Four years ago i received two DUIs in the state of California. I have paid all fines and have completed all tasks related to both convictions. I an no longer on court probation as well. My company is looking to move me to our London office later this year through a Tier 2 General or Sponsorship Visa. Will these two convictions result in a Visa denial?


----------



## Crawford (Jan 23, 2011)

Possibly not, but you have to declare them on the application if a question similar to the one on the VA2 form is asked:

7.6 Do you have or have you ever had any of the following, in the UK or in a different country?

• a criminal conviction
• a penalty for a driving offence, eg disqualification for speeding or no insurance
• an arrest or charge for which you are currently on, or awaiting trial
• a caution, warning, reprimand or other penalty
• a civil court judgment against you, for example for non payment of debt, bankruptcy proceedings or
anti-social behaviour
• a civil penalty issued under UK immigration law


Pretty lucky to get away with just fines for the second DUI.


----------



## nyclon (Apr 3, 2011)

I'm not trying to be funny but I've never heard of drinking under the influence. Do you mean "driving under the influence"? If so I will change your title. 

I think although you have fulfilled all the requirements under US laws, your offence has to be considered spent under UK laws.


----------



## skalatin (Jan 19, 2017)

nyclon said:


> I'm not trying to be funny but I've never heard of drinking under the influence. Do you mean "driving under the influence"? If so I will change your title.
> 
> I think although you have fulfilled all the requirements under US laws, your offence has to be considered spent under UK laws.


Ah Yes. I tried to edit my title but doesn't seem like I can...

How can I go about checking if my two offences would be considered spent?


----------



## skalatin (Jan 19, 2017)

Crawford said:


> Possibly not, but you have to declare them on the application if a question similar to the one on the VA2 form is asked:
> 
> 7.6 Do you have or have you ever had any of the following, in the UK or in a different country?
> 
> ...



Yes i was very lucky. The two were very close to one another and happened in different counties. My lawyer was able to settle both offences with the court on the same day within hours of each other. They were both recorded in their respective counties as first time offences...


----------



## Joppa (Sep 7, 2009)

For Tier 2 General, your convictions should not lead to a refusal, as they took place more than a year ago, and it's only a discretionary refusal. This is called general ground for refusal. For settlement after 5 years, they may. 
https://www.gov.uk/government/uploa...ment_data/file/517628/ggfr_sec1_v26_0_ext.pdf Page 15ff


----------



## Crawford (Jan 23, 2011)

skalatin said:


> Yes i was very lucky. The two were very close to one another and happened in different counties. My lawyer was able to settle both offences with the court on the same day within hours of each other. They were both recorded in their respective counties as first time offences...

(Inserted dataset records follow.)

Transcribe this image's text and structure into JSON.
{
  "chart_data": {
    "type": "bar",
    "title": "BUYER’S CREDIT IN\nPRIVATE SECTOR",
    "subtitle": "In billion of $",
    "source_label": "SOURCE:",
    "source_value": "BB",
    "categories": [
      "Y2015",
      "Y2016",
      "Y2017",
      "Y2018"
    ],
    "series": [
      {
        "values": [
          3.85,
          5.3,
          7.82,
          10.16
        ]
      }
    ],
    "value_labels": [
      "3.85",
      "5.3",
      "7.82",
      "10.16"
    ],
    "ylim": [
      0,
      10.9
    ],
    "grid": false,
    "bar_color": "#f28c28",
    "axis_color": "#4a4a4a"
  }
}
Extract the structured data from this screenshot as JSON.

So neither you nor your lawyer admitted that you had a previous DUI conviction ..... ?

If you are still drinking and driving don't expect to get away with it in the UK - while there is still an element of drink drivers in the UK, most people who do it are considered social pariahs.


----------



## skalatin (Jan 19, 2017)

I'm no longer drinking and driving nor do I plan to drive much while living in London. I was fortunate enough to have a good lawyer that produced the best results. I didn't "get away" with anything. If I were to get a third conviction it would count as number three and I would definitely face jail time and lose my license for a very long time. My lawyer and I weren't obligated to inform the judge in another county that I was just convicted of a DUI an hour before. Fortunately the timing worked out that we settled both cases within an hour of each other thus I only had the consequences of a first time offense for both.


----------



## sectshun8 (Jun 14, 2014)

My partner had a recent DUI before applying for her Tier 2 Work Visa, disclosed it on the app, no issues. Promptly issued.


----------



## skyf (Mar 26, 2015)

Insurance Company's will ask and Premiums will be affected.


----------



## Joppa (Sep 7, 2009)

But they don't take into account convictions outside UK or EU.


----------



## skalatin (Jan 19, 2017)

skyf said:


> Insurance Company's will ask and Premiums will be affected.

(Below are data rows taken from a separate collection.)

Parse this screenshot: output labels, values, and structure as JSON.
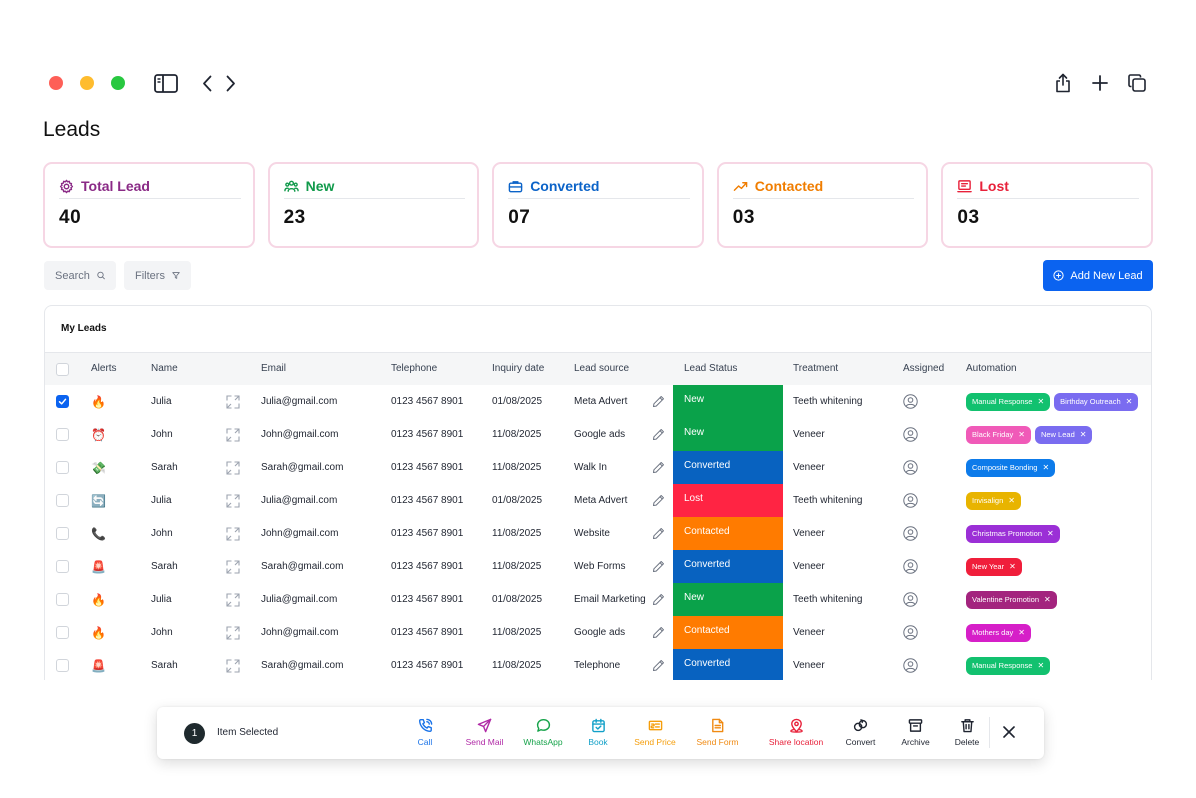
{
  "page": {
    "title": "Leads"
  },
  "stats": [
    {
      "label": "Total Lead",
      "value": "40",
      "color": "#8a2a86",
      "icon": "gear-icon"
    },
    {
      "label": "New",
      "value": "23",
      "color": "#119a4b",
      "icon": "users-icon"
    },
    {
      "label": "Converted",
      "value": "07",
      "color": "#0b63c8",
      "icon": "briefcase-icon"
    },
    {
      "label": "Contacted",
      "value": "03",
      "color": "#f07d00",
      "icon": "trend-up-icon"
    },
    {
      "label": "Lost",
      "value": "03",
      "color": "#e8213a",
      "icon": "inbox-icon"
    }
  ],
  "toolbar": {
    "search_label": "Search",
    "filters_label": "Filters",
    "add_label": "Add New Lead"
  },
  "table": {
    "title": "My Leads",
    "columns": {
      "alerts": "Alerts",
      "name": "Name",
      "email": "Email",
      "telephone": "Telephone",
      "inquiry_date": "Inquiry date",
      "lead_source": "Lead source",
      "lead_status": "Lead Status",
      "treatment": "Treatment",
      "assigned": "Assigned",
      "automation": "Automation"
    },
    "rows": [
      {
        "checked": true,
        "alert": "🔥",
        "name": "Julia",
        "email": "Julia@gmail.com",
        "telephone": "0123 4567 8901",
        "date": "01/08/2025",
        "source": "Meta Advert",
        "status": "New",
        "status_color": "#0aa24a",
        "treatment": "Teeth whitening",
        "tags": [
          {
            "label": "Manual Response",
            "color": "#12c16f"
          },
          {
            "label": "Birthday Outreach",
            "color": "#7a6cf0"
          }
        ]
      },
      {
        "checked": false,
        "alert": "⏰",
        "name": "John",
        "email": "John@gmail.com",
        "telephone": "0123 4567 8901",
        "date": "11/08/2025",
        "source": "Google ads",
        "status": "New",
        "status_color": "#0aa24a",
        "treatment": "Veneer",
        "tags": [
          {
            "label": "Black Friday",
            "color": "#f05ab8"
          },
          {
            "label": "New Lead",
            "color": "#7a6cf0"
          }
        ]
      },
      {
        "checked": false,
        "alert": "💸",
        "name": "Sarah",
        "email": "Sarah@gmail.com",
        "telephone": "0123 4567 8901",
        "date": "11/08/2025",
        "source": "Walk In",
        "status": "Converted",
        "status_color": "#0862c0",
        "treatment": "Veneer",
        "tags": [
          {
            "label": "Composite Bonding",
            "color": "#0d7bea"
          }
        ]
      },
      {
        "checked": false,
        "alert": "🔄",
        "name": "Julia",
        "email": "Julia@gmail.com",
        "telephone": "0123 4567 8901",
        "date": "01/08/2025",
        "source": "Meta Advert",
        "status": "Lost",
        "status_color": "#ff2443",
        "treatment": "Teeth whitening",
        "tags": [
          {
            "label": "Invisalign",
            "color": "#e8b400"
          }
        ]
      },
      {
        "checked": false,
        "alert": "📞",
        "name": "John",
        "email": "John@gmail.com",
        "telephone": "0123 4567 8901",
        "date": "11/08/2025",
        "source": "Website",
        "status": "Contacted",
        "status_color": "#ff7b00",
        "treatment": "Veneer",
        "tags": [
          {
            "label": "Christmas Promotion",
            "color": "#9b2fd6"
          }
        ]
      },
      {
        "checked": false,
        "alert": "🚨",
        "name": "Sarah",
        "email": "Sarah@gmail.com",
        "telephone": "0123 4567 8901",
        "date": "11/08/2025",
        "source": "Web Forms",
        "status": "Converted",
        "status_color": "#0862c0",
        "treatment": "Veneer",
        "tags": [
          {
            "label": "New Year",
            "color": "#f01e3b"
          }
        ]
      },
      {
        "checked": false,
        "alert": "🔥",
        "name": "Julia",
        "email": "Julia@gmail.com",
        "telephone": "0123 4567 8901",
        "date": "01/08/2025",
        "source": "Email Marketing",
        "status": "New",
        "status_color": "#0aa24a",
        "treatment": "Teeth whitening",
        "tags": [
          {
            "label": "Valentine Promotion",
            "color": "#a3247e"
          }
        ]
      },
      {
        "checked": false,
        "alert": "🔥",
        "name": "John",
        "email": "John@gmail.com",
        "telephone": "0123 4567 8901",
        "date": "11/08/2025",
        "source": "Google ads",
        "status": "Contacted",
        "status_color": "#ff7b00",
        "treatment": "Veneer",
        "tags": [
          {
            "label": "Mothers day",
            "color": "#d61fc8"
          }
        ]
      },
      {
        "checked": false,
        "alert": "🚨",
        "name": "Sarah",
        "email": "Sarah@gmail.com",
        "telephone": "0123 4567 8901",
        "date": "11/08/2025",
        "source": "Telephone",
        "status": "Converted",
        "status_color": "#0862c0",
        "treatment": "Veneer",
        "tags": [
          {
            "label": "Manual Response",
            "color": "#12c16f"
          }
        ]
      }
    ]
  },
  "actionbar": {
    "count": "1",
    "label": "Item Selected",
    "actions": [
      {
        "label": "Call",
        "color": "#1a73e8",
        "icon": "phone-icon"
      },
      {
        "label": "Send Mail",
        "color": "#b02aa6",
        "icon": "send-icon"
      },
      {
        "label": "WhatsApp",
        "color": "#16a34a",
        "icon": "chat-icon"
      },
      {
        "label": "Book",
        "color": "#12a0c8",
        "icon": "calendar-icon"
      },
      {
        "label": "Send Price",
        "color": "#f59e0b",
        "icon": "price-tag-icon"
      },
      {
        "label": "Send Form",
        "color": "#f08a12",
        "icon": "form-icon"
      },
      {
        "label": "Share location",
        "color": "#e8213a",
        "icon": "location-icon"
      },
      {
        "label": "Convert",
        "color": "#1f2430",
        "icon": "convert-icon"
      },
      {
        "label": "Archive",
        "color": "#1f2430",
        "icon": "archive-icon"
      },
      {
        "label": "Delete",
        "color": "#1f2430",
        "icon": "trash-icon"
      }
    ]
  }
}
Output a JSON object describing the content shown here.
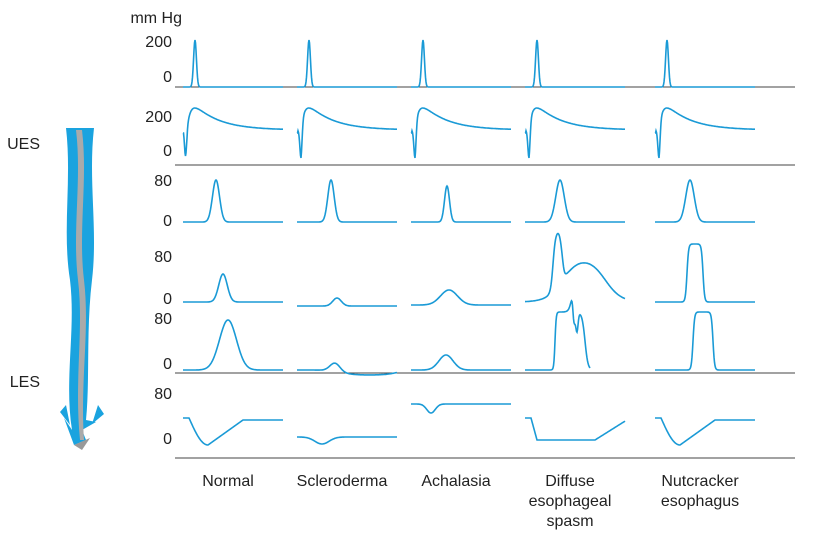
{
  "units": "mm Hg",
  "rows": [
    {
      "ticks": [
        "200",
        "0"
      ]
    },
    {
      "ticks": [
        "200",
        "0"
      ]
    },
    {
      "ticks": [
        "80",
        "0"
      ]
    },
    {
      "ticks": [
        "80",
        "0"
      ]
    },
    {
      "ticks": [
        "80",
        "0"
      ]
    },
    {
      "ticks": [
        "80",
        "0"
      ]
    }
  ],
  "side_labels": {
    "upper": "UES",
    "lower": "LES"
  },
  "columns": [
    {
      "label": [
        "Normal"
      ]
    },
    {
      "label": [
        "Scleroderma"
      ]
    },
    {
      "label": [
        "Achalasia"
      ]
    },
    {
      "label": [
        "Diffuse",
        "esophageal",
        "spasm"
      ]
    },
    {
      "label": [
        "Nutcracker",
        "esophagus"
      ]
    }
  ]
}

Do you mean my personal insurance will be affected or the sponsoring company's insurance will be affected?


----------



## Joppa (Sep 7, 2009)

Neither, as I have said.


----------



## skalatin (Jan 19, 2017)

Quick update on my status and a follow up questions. I was able to get both convictions expunged. This in the state of California means that the conviction was set aside and the new status for both shows them as "dismissed". The records are not sealed though.

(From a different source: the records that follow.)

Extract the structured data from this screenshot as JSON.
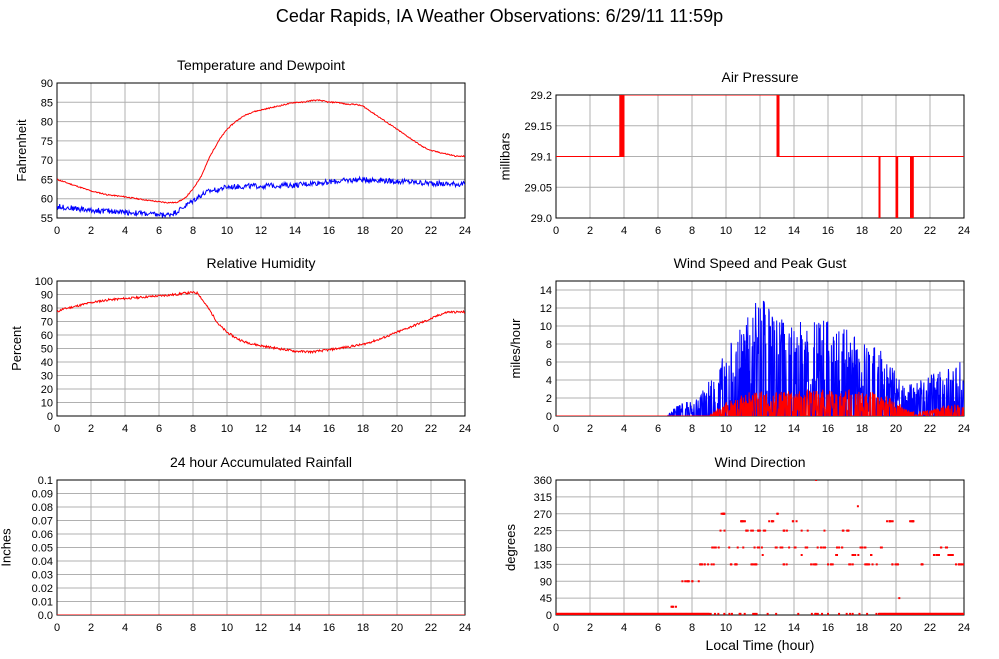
{
  "page": {
    "title": "Cedar Rapids, IA Weather Observations: 6/29/11 11:59p",
    "x_axis_caption": "Local Time (hour)"
  },
  "chart_data": [
    {
      "id": "temp",
      "type": "line",
      "title": "Temperature and Dewpoint",
      "xlabel": "",
      "ylabel": "Fahrenheit",
      "xlim": [
        0,
        24
      ],
      "ylim": [
        55,
        90
      ],
      "xticks": [
        0,
        2,
        4,
        6,
        8,
        10,
        12,
        14,
        16,
        18,
        20,
        22,
        24
      ],
      "yticks": [
        55,
        60,
        65,
        70,
        75,
        80,
        85,
        90
      ],
      "ytick_labels": [
        "55",
        "60",
        "65",
        "70",
        "75",
        "80",
        "85",
        "90"
      ],
      "grid": true,
      "series": [
        {
          "color": "#ff0000",
          "noise": 0.15,
          "x": [
            0,
            1,
            2,
            3,
            4,
            5,
            6,
            6.5,
            7,
            7.5,
            8,
            8.5,
            9,
            9.5,
            10,
            10.5,
            11,
            11.5,
            12,
            12.5,
            13,
            13.5,
            14,
            14.5,
            15,
            15.5,
            16,
            16.5,
            17,
            17.5,
            18,
            18.5,
            19,
            19.5,
            20,
            20.5,
            21,
            21.5,
            22,
            22.5,
            23,
            23.5,
            24
          ],
          "y": [
            65,
            63.5,
            62,
            61,
            60.5,
            59.8,
            59.2,
            59,
            59,
            60,
            62.5,
            66,
            71,
            75,
            78,
            80,
            81.5,
            82.5,
            83,
            83.5,
            84,
            84.5,
            85,
            85,
            85.5,
            85.5,
            85,
            85,
            84.5,
            84.5,
            84,
            82.5,
            81,
            79.5,
            78,
            76.5,
            75,
            73.5,
            72.5,
            72,
            71.5,
            71,
            71
          ]
        },
        {
          "color": "#0000ff",
          "noise": 0.7,
          "x": [
            0,
            1,
            2,
            3,
            4,
            5,
            6,
            6.5,
            7,
            7.5,
            8,
            8.5,
            9,
            9.5,
            10,
            11,
            12,
            13,
            14,
            15,
            16,
            17,
            18,
            19,
            20,
            21,
            22,
            23,
            24
          ],
          "y": [
            58,
            57.5,
            57,
            56.8,
            56.5,
            56.2,
            55.8,
            55.8,
            56.5,
            58,
            59.5,
            61,
            62,
            62.5,
            63,
            63.2,
            63.3,
            63.5,
            63.5,
            64,
            64.3,
            64.7,
            65,
            64.8,
            64.5,
            64.3,
            64,
            63.8,
            63.8
          ]
        }
      ]
    },
    {
      "id": "pressure",
      "type": "line",
      "title": "Air Pressure",
      "xlabel": "",
      "ylabel": "millibars",
      "xlim": [
        0,
        24
      ],
      "ylim": [
        29.0,
        29.2
      ],
      "xticks": [
        0,
        2,
        4,
        6,
        8,
        10,
        12,
        14,
        16,
        18,
        20,
        22,
        24
      ],
      "yticks": [
        29.0,
        29.05,
        29.1,
        29.15,
        29.2
      ],
      "ytick_labels": [
        "29.0",
        "29.05",
        "29.1",
        "29.15",
        "29.2"
      ],
      "grid": true,
      "series": [
        {
          "color": "#ff0000",
          "step": true,
          "x": [
            0,
            3.75,
            3.78,
            3.8,
            3.83,
            3.86,
            3.88,
            3.9,
            3.93,
            3.95,
            3.98,
            4.0,
            13.0,
            13.02,
            13.04,
            13.06,
            13.08,
            13.1,
            13.12,
            13.14,
            19.0,
            19.02,
            19.04,
            19.06,
            19.08,
            20.0,
            20.02,
            20.04,
            20.06,
            20.08,
            20.1,
            20.85,
            20.88,
            20.9,
            20.93,
            20.96,
            20.98,
            21.0,
            21.02,
            24
          ],
          "y": [
            29.1,
            29.2,
            29.1,
            29.2,
            29.1,
            29.2,
            29.1,
            29.2,
            29.1,
            29.2,
            29.1,
            29.2,
            29.1,
            29.2,
            29.1,
            29.2,
            29.1,
            29.2,
            29.1,
            29.1,
            29.0,
            29.1,
            29.0,
            29.1,
            29.1,
            29.0,
            29.1,
            29.0,
            29.1,
            29.0,
            29.1,
            29.0,
            29.1,
            29.0,
            29.1,
            29.0,
            29.1,
            29.0,
            29.1,
            29.1
          ]
        }
      ]
    },
    {
      "id": "humidity",
      "type": "line",
      "title": "Relative Humidity",
      "xlabel": "",
      "ylabel": "Percent",
      "xlim": [
        0,
        24
      ],
      "ylim": [
        0,
        100
      ],
      "xticks": [
        0,
        2,
        4,
        6,
        8,
        10,
        12,
        14,
        16,
        18,
        20,
        22,
        24
      ],
      "yticks": [
        0,
        10,
        20,
        30,
        40,
        50,
        60,
        70,
        80,
        90,
        100
      ],
      "ytick_labels": [
        "0",
        "10",
        "20",
        "30",
        "40",
        "50",
        "60",
        "70",
        "80",
        "90",
        "100"
      ],
      "grid": true,
      "series": [
        {
          "color": "#ff0000",
          "noise": 0.8,
          "x": [
            0,
            0.3,
            1,
            2,
            3,
            4,
            5,
            6,
            7,
            7.5,
            8,
            8.3,
            8.5,
            9,
            9.5,
            10,
            10.5,
            11,
            12,
            13,
            14,
            15,
            16,
            17,
            18,
            19,
            20,
            21,
            22,
            22.5,
            23,
            23.5,
            24
          ],
          "y": [
            77,
            79,
            81,
            84,
            86,
            87,
            88,
            89,
            90,
            91,
            91.5,
            91,
            87,
            78,
            68,
            62,
            58,
            55,
            52,
            50,
            48,
            47.5,
            49,
            51,
            53,
            57,
            62,
            67,
            72,
            75,
            77,
            77,
            77
          ]
        }
      ]
    },
    {
      "id": "wind",
      "type": "line",
      "title": "Wind Speed and Peak Gust",
      "xlabel": "",
      "ylabel": "miles/hour",
      "xlim": [
        0,
        24
      ],
      "ylim": [
        0,
        15
      ],
      "xticks": [
        0,
        2,
        4,
        6,
        8,
        10,
        12,
        14,
        16,
        18,
        20,
        22,
        24
      ],
      "yticks": [
        0,
        2,
        4,
        6,
        8,
        10,
        12,
        14
      ],
      "ytick_labels": [
        "0",
        "2",
        "4",
        "6",
        "8",
        "10",
        "12",
        "14"
      ],
      "grid": true,
      "series": [
        {
          "color": "#0000ff",
          "spiky": true,
          "x": [
            0,
            6.5,
            7,
            7.5,
            8,
            8.5,
            9,
            9.5,
            10,
            10.5,
            11,
            11.5,
            12,
            12.5,
            13,
            13.5,
            14,
            14.5,
            15,
            15.5,
            16,
            16.5,
            17,
            17.5,
            18,
            18.5,
            19,
            19.5,
            20,
            20.5,
            21,
            21.5,
            22,
            22.5,
            23,
            23.5,
            24
          ],
          "y": [
            0,
            0,
            0.6,
            1,
            1,
            1.5,
            2.5,
            3.5,
            4.5,
            5.5,
            6.5,
            7.5,
            9,
            7.5,
            7,
            6.5,
            7,
            6.5,
            7,
            6.5,
            7,
            6,
            6.5,
            6,
            6,
            5,
            5,
            4,
            3.5,
            2.5,
            2.5,
            2.5,
            3,
            3,
            3.5,
            4,
            4
          ]
        },
        {
          "color": "#ff0000",
          "spiky": true,
          "x": [
            0,
            9,
            9.5,
            10,
            11,
            12,
            13,
            14,
            15,
            16,
            17,
            18,
            19,
            20,
            20.5,
            21,
            22,
            23,
            24
          ],
          "y": [
            0,
            0,
            0.6,
            1,
            1.6,
            1.8,
            1.8,
            1.8,
            1.8,
            1.8,
            1.8,
            1.8,
            1.6,
            1.2,
            0.5,
            0.3,
            0.4,
            0.8,
            0.8
          ]
        }
      ]
    },
    {
      "id": "rain",
      "type": "line",
      "title": "24 hour Accumulated Rainfall",
      "xlabel": "",
      "ylabel": "Inches",
      "xlim": [
        0,
        24
      ],
      "ylim": [
        0,
        0.1
      ],
      "xticks": [
        0,
        2,
        4,
        6,
        8,
        10,
        12,
        14,
        16,
        18,
        20,
        22,
        24
      ],
      "yticks": [
        0,
        0.01,
        0.02,
        0.03,
        0.04,
        0.05,
        0.06,
        0.07,
        0.08,
        0.09,
        0.1
      ],
      "ytick_labels": [
        "0.0",
        "0.01",
        "0.02",
        "0.03",
        "0.04",
        "0.05",
        "0.06",
        "0.07",
        "0.08",
        "0.09",
        "0.1"
      ],
      "grid": true,
      "series": [
        {
          "color": "#ff0000",
          "x": [
            0,
            24
          ],
          "y": [
            0,
            0
          ]
        }
      ]
    },
    {
      "id": "direction",
      "type": "scatter",
      "title": "Wind Direction",
      "xlabel": "Local Time (hour)",
      "ylabel": "degrees",
      "xlim": [
        0,
        24
      ],
      "ylim": [
        0,
        360
      ],
      "xticks": [
        0,
        2,
        4,
        6,
        8,
        10,
        12,
        14,
        16,
        18,
        20,
        22,
        24
      ],
      "yticks": [
        0,
        45,
        90,
        135,
        180,
        225,
        270,
        315,
        360
      ],
      "ytick_labels": [
        "0",
        "45",
        "90",
        "135",
        "180",
        "225",
        "270",
        "315",
        "360"
      ],
      "grid": true,
      "series": [
        {
          "color": "#ff0000",
          "points": [
            [
              7.0,
              22
            ],
            [
              7.6,
              90
            ],
            [
              8.2,
              90
            ],
            [
              8.6,
              135
            ],
            [
              9.1,
              135
            ],
            [
              9.4,
              180
            ],
            [
              9.7,
              270
            ],
            [
              9.9,
              225
            ],
            [
              10.2,
              180
            ],
            [
              10.5,
              135
            ],
            [
              10.8,
              180
            ],
            [
              11.1,
              250
            ],
            [
              11.4,
              225
            ],
            [
              11.6,
              135
            ],
            [
              11.9,
              180
            ],
            [
              12.1,
              225
            ],
            [
              12.3,
              160
            ],
            [
              12.6,
              250
            ],
            [
              12.9,
              270
            ],
            [
              13.1,
              180
            ],
            [
              13.4,
              225
            ],
            [
              13.6,
              135
            ],
            [
              13.9,
              180
            ],
            [
              14.1,
              250
            ],
            [
              14.3,
              160
            ],
            [
              14.6,
              225
            ],
            [
              14.9,
              180
            ],
            [
              15.1,
              135
            ],
            [
              15.3,
              360
            ],
            [
              15.6,
              180
            ],
            [
              15.9,
              225
            ],
            [
              16.1,
              135
            ],
            [
              16.4,
              160
            ],
            [
              16.7,
              180
            ],
            [
              17.0,
              225
            ],
            [
              17.3,
              135
            ],
            [
              17.6,
              160
            ],
            [
              17.9,
              290
            ],
            [
              18.1,
              180
            ],
            [
              18.4,
              135
            ],
            [
              18.7,
              160
            ],
            [
              19.0,
              135
            ],
            [
              19.3,
              180
            ],
            [
              19.6,
              250
            ],
            [
              19.9,
              135
            ],
            [
              20.2,
              45
            ],
            [
              20.9,
              250
            ],
            [
              21.7,
              135
            ],
            [
              22.4,
              160
            ],
            [
              22.8,
              180
            ],
            [
              23.3,
              160
            ],
            [
              23.7,
              135
            ],
            [
              24.0,
              135
            ]
          ]
        }
      ]
    }
  ]
}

I will still disclose both but does this new status improve my chances of my visa being approved and does it still require the same amount of explanation and documentation as a conviction that hasnt been dismissed.

Will my expungements help when it comes down to the discretionary refusal evaluation?

Thanks!

I am very fortunate to have this opportunity and that no one was harmed during that difficult period of my life.


----------